Now we are heading into the big guns territory. The AMD HD 6950 is the junior member of the Cayman family. This VLIW4 architecture is a step up in efficiency from AMD’s previous VLIW5 setup that powers the 6800 series (and the 5000 series before that). Essentially AMD discovered through testing that the 5th stream unit was under utilized in most DirectX 10 and 11 applications. By rearranging things and creating this VLIW4 architecture, AMD was able to make the GPU much more efficient per clock. AMD was also able to increase geometry performance which has a positive impact on tessellation. Even though this chip uses the same 40 nm process from TSMC, AMD was able to get a huge boost in overall performance with this redesign.
The higher the model numbers go, the less of a bundle there is! The extra long CrossFire cable is a nice addition though.
The HD 6950 is a partially disabled chip with 1408 stream processors, 32 ROPS, and 88 texture units. This GPU is fed by a 256 bit memory bus running at 1250 MHz (5 GHz effective) giving a total bandwidth of 160 GB/sec. The GPU on this particular card runs at 810 MHz, which is again 10 MHz faster than the reference speed for the HD 6950. The board is powered by 6 pin and 8 pin PCI-E power connections. This should give the board around 250 watts to play with.
The board design is obviously not reference and Asus has added their own unique touches. The board supports the Super Alloy Power components, but it does not include the Proadlyzer chip that some of the higher end products sport.
Remember back when the Eyefinity Edition cards came out and were $500 a pop? Asus has the same functionality but at a much lower price point.
The heatsink and fan combination are beefy, to say the least. Two 80 mm fans push air through the 2.5 slot wide heatsinks. The heatsink is actually a two piece unit with three heatpipes going from one heatsink (and GPU) to an array of aluminum fins. The primary heatsink is a solid, finned unit made of aluminum which helps to direct airflow through the vented portion of the output plate. The secondary heatsink allows air to pass through it and cool the power circuitry directly under it. The entire heatsink is covered by the matte black shroud with the red racing stripes.

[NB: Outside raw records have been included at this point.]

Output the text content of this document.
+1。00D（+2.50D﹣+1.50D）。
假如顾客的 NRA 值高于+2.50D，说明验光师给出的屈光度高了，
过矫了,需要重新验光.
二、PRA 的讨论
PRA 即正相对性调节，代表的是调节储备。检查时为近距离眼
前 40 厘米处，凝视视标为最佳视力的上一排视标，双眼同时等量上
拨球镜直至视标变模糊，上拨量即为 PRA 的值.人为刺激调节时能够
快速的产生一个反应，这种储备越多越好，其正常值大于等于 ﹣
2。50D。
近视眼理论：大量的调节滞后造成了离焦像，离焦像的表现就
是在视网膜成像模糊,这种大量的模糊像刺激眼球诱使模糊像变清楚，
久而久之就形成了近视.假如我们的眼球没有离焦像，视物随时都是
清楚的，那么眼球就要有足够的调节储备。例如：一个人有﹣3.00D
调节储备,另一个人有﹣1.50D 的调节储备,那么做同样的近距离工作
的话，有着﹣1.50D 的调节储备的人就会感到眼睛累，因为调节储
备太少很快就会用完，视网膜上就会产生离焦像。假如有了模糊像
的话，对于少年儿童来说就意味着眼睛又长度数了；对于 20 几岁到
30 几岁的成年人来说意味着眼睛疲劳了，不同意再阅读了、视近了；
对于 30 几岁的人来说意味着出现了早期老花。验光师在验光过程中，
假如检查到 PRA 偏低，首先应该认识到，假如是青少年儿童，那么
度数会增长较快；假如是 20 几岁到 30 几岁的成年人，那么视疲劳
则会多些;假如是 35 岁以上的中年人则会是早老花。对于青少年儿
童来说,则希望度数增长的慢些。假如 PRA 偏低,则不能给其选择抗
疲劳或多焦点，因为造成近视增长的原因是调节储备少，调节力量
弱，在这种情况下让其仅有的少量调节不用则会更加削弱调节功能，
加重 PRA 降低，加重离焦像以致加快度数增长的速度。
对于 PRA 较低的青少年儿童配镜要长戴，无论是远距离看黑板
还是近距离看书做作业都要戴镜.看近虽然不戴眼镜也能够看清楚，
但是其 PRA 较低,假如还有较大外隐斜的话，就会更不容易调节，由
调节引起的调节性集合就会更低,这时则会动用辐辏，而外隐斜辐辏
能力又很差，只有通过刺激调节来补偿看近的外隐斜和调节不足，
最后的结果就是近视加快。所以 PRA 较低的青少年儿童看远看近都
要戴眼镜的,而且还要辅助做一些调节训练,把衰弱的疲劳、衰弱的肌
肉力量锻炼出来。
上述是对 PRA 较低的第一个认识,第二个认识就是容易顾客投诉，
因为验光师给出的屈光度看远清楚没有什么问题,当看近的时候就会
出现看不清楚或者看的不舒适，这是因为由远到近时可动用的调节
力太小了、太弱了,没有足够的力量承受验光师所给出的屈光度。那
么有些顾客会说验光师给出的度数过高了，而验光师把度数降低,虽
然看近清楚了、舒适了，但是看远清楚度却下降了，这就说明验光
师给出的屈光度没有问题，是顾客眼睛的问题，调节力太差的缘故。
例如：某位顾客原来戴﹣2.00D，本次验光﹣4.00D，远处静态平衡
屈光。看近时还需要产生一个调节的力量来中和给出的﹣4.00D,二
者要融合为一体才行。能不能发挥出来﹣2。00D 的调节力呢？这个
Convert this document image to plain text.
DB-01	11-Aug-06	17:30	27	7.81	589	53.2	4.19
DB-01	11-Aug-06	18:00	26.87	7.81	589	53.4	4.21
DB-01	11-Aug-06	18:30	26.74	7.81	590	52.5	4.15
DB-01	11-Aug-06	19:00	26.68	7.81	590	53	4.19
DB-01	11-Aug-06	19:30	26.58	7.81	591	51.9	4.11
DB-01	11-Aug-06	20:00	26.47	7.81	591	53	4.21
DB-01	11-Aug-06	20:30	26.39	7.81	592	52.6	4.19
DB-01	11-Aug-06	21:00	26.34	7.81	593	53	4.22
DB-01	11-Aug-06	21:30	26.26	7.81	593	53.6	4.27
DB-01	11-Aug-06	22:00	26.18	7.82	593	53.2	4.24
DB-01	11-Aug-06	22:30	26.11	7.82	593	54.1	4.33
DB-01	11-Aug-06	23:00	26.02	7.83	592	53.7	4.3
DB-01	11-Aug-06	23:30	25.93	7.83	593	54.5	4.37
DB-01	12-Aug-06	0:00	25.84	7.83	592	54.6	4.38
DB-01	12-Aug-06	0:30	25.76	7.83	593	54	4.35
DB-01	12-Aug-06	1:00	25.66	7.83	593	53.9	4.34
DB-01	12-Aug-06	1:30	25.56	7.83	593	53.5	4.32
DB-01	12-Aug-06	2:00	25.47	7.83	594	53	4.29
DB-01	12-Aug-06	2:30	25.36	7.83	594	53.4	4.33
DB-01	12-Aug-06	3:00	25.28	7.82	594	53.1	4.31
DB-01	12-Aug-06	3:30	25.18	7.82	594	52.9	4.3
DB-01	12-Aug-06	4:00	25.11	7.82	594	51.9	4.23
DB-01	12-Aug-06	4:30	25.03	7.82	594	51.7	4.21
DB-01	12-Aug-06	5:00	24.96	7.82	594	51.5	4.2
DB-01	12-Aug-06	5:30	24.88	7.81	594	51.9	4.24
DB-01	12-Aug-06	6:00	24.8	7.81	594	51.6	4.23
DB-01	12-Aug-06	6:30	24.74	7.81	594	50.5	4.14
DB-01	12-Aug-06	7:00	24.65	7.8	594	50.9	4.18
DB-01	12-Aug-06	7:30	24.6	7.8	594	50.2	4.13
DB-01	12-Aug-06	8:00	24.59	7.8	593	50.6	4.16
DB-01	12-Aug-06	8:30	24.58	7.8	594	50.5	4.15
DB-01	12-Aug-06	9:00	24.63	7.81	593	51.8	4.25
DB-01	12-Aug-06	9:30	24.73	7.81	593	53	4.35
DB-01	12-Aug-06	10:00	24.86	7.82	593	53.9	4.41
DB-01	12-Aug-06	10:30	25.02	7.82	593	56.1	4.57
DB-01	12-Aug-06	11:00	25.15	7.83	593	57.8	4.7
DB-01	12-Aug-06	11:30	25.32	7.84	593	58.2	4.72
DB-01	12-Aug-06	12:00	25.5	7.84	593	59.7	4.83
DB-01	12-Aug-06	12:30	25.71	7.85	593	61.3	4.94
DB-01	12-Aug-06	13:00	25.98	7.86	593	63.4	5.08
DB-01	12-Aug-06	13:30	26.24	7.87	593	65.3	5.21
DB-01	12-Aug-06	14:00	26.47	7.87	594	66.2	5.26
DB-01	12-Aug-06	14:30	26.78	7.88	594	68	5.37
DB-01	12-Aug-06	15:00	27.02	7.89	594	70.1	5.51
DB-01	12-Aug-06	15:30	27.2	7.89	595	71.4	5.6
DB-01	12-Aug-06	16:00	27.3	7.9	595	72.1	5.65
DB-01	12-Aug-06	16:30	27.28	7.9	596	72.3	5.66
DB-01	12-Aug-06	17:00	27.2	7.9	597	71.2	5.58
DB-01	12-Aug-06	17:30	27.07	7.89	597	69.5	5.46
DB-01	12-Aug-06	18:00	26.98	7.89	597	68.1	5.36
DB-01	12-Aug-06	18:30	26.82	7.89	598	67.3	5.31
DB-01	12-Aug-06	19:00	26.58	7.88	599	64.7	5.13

The biggest surprise of this design is the output connections. This board has four Display Port connections and two DVI outputs. One of the DVI ports is dual-link capable, but only if a toggle on the board itself is set to the correct position. If that port is set to single link, then the Display Port directly underneath that DVI port is activated. This allows the user to power six 1920×1200 monitors off of this one card (4 DP and 2 DVI). So far this is pretty unique in the HD 6950 world. I was at first scratching my head when testing this card as to why the DVI output was limited to 1920×1200 instead of the 2560×1600 that my monitor supported. Once I actually read the descriptions of the card then I figured out that I had the toggle set to single link DVI.
This thing is a brick. Get enough of them together and a user can probably make a nice firepit.
This card does not have the power to run most modern games in 6 screen mode, even when in CrossFire mode. 3 card CrossFire might be able to push it fairly adequately, but it is a stretch. I personally use 2 x HD 6950s flashed to HD 6970s, and they can push 3 x 1920×1200 screens in most games. Titles such as Metro 2033 and Battlefield 3 at high and ultra quality levels just require more horsepower than these cards can provide, and this is with three monitors and not six.
This card was never loud throughout testing, and it only became audible once overclocking was enabled. The two fans are PWM controlled and at idle and heavy loads, they never spun up enough to make them audible at stock speeds. The card stayed very cool throughout testing.
The back is pretty unexciting. There is no backplate like what we see with the DirectCU II GTX 500 series, nor is there a Proadlyzer chip providing power to the GPU.
The EAH6950 runs around $289 US online. This is right around the level of the NVIDIA GTX 560 Ti in most cases, but consider that the 6950 does come with double the memory.